La prova scientifica – Il punto chiave è intendersi sul termine “scientifico”. Cioè, è il metodo, a dover essere scientifico oppure il risultato? Il DNA è una scoperta della scienza, ma la comparazione è una questione di metodo che a sua volta deve basarsi su criteri scientifici. E’ la differenza tracciata dai pensatori tra la scienza e la tecno-scienza. Il metodo scientifico – fondato da Gallileo Gallilei – è la modalità con cui la scienza procede per raggiungere una conoscenza della realtà affidabile e verificabile. Addentrarsi in questo discorso sarebbe poco utile ai nostri fini. Ma ci sono due termini – “affidabile” e “verificabile” – che condizionano ogni ragionamento sulla validità di una prova penale. “Verificabile” significa che è scientificamente provato ciò che, ripetuto, fornisce sempre lo stesso risultato. Fa prova, quindi, ciò che resiste all’esame della controprova.
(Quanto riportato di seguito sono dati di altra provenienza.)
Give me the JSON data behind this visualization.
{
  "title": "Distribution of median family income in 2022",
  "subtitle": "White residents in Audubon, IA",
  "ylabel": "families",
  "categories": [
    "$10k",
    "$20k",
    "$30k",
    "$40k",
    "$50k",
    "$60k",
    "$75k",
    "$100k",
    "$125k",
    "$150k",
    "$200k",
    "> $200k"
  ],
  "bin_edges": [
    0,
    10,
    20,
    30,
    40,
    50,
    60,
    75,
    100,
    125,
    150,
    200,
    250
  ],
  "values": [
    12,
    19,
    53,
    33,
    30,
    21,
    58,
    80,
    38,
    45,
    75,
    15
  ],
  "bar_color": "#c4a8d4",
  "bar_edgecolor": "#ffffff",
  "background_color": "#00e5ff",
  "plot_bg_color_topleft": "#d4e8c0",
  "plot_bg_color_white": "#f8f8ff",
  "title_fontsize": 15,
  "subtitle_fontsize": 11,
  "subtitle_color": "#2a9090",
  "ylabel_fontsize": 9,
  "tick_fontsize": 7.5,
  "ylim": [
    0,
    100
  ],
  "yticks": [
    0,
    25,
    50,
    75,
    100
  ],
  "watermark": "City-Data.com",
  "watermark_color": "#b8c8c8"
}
Ora, nel caso Bossetti è il risultato che è scientifico, ma in quanto al metodo occorrerebbe valutare la possibilità della controprova.

La difesa di “Ignoto Uno” – Nessuna identità, nessuna difesa. Quindi nel laboratorio d’analisi erano presenti solo gli accusatori (se escludiamo che tutti, a prescindere, sono o dovrebbero essere al servizio della verità). Ed è da quel laboratorio che è uscita la prova che prima ha permesso di identificare, poi di incastrare Bossetti. I suoi legali hanno contestato il risultato e Bossetti ha più volte richiesto che l’analisi fosse ripetuta, questa volta con la partecipazione dei tecnici della difesa. In sostanza la difesa chiedeva l’esame di 98 reperti, fra cui le provette con 54 campioni di Dna estratti da slip e leggings di Yara, indumenti, biancheria, scarpe che la vittima indossava il 26 novembre 2010, nell’ultima serata della sua brevissima vita. Ma i reperti, sotto sequestro, erano stati nel frattempo confiscati. Un tecnicismo che dice poco, se non fosse che – secondo la difesa – i campioni erano stati conservati male o peggio – a seguito del nuovo provvedimento – deteriorati nel trasferimento dai frigoriferi dell’Ospedale San Raffaele di Milano all’Ufficio Corpi di Reato del Tribunale di Bergamo. Così, sempre secondo gli avvocati, sarebbe stata interrotta la catena del freddo col pericolo del deterioramento del tampone.